I'm also fully cutting out the Power Crunch bars after seeing the ingredients yesterday. I have issues with two of the sugars that are in them and this could explain why I suddenly started craving carbs after having a bar after not having them for a while and why my weight loss may have stalled before Christmas.

I'm going to work very hard on having the majority of the added carbs come from veggies and berries and really focus on a healthier menu.

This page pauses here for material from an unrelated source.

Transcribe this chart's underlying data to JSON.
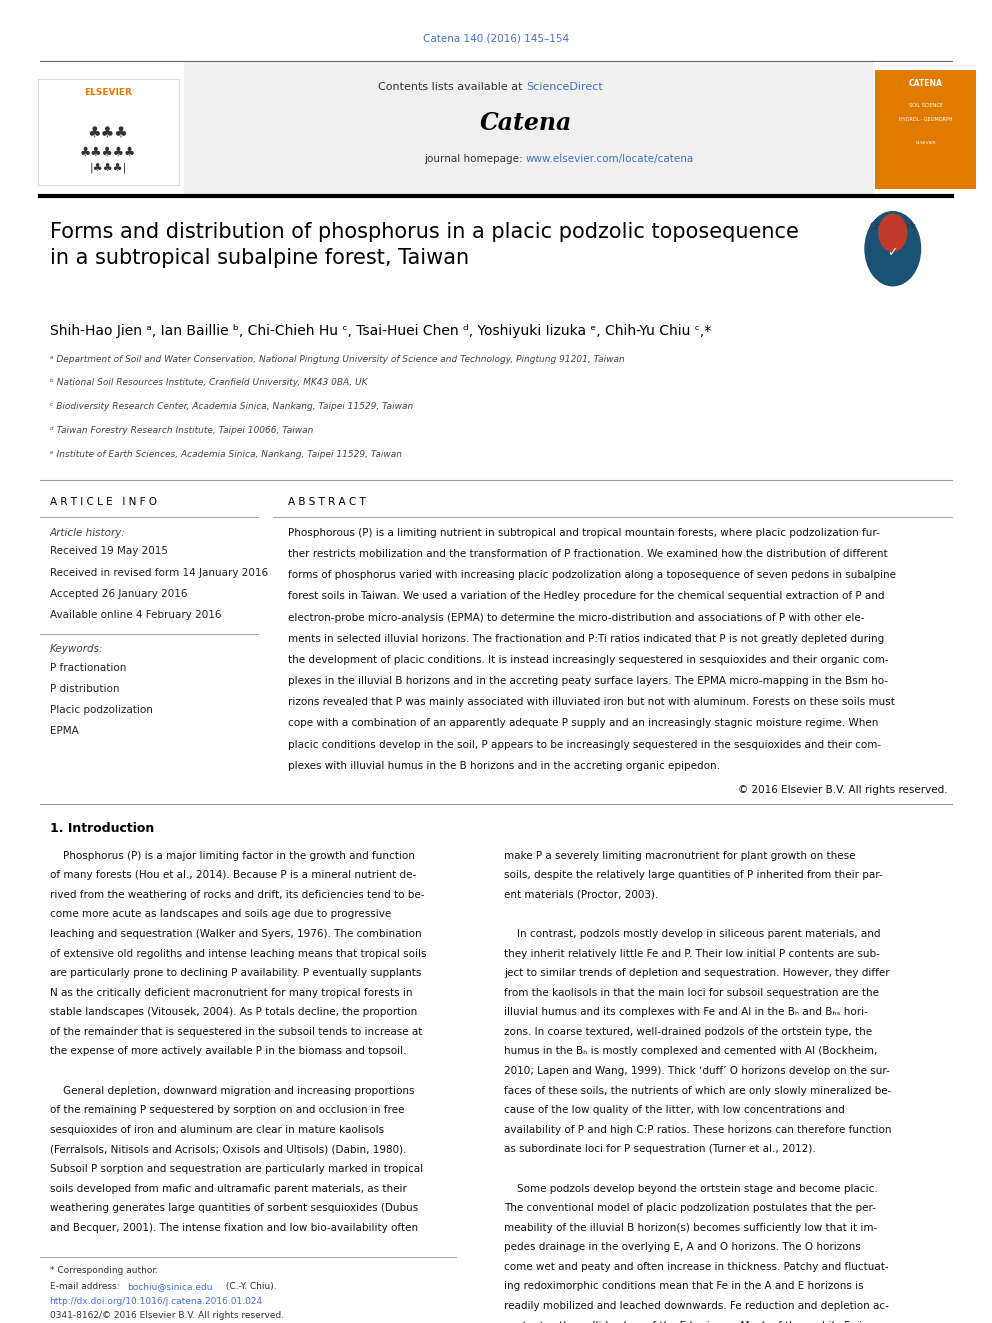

As for exercise, I'm going back to my Push/Pull/Legs/Abs A-G plan instead of Lauren Gleisberg plan. I love her plan but my back is not handling it well at all so I'm going back to what I know my back can take. Eventually I'd like to try Lauren's plan again but for now it's being set aside.

I had a higher carb day today to try and deal with not feeling well (NOT a binge but not keto either) but as of tomorrow I know I need to return to no "cheating" and no "off plan days" and NOT plan on having any for incoming holidays (like out Easter). It's just not worth it to me.

I'm sure things will take a while to get back to where they should be but I think going back to what has worked so well for me before is the best thing that I can do right now.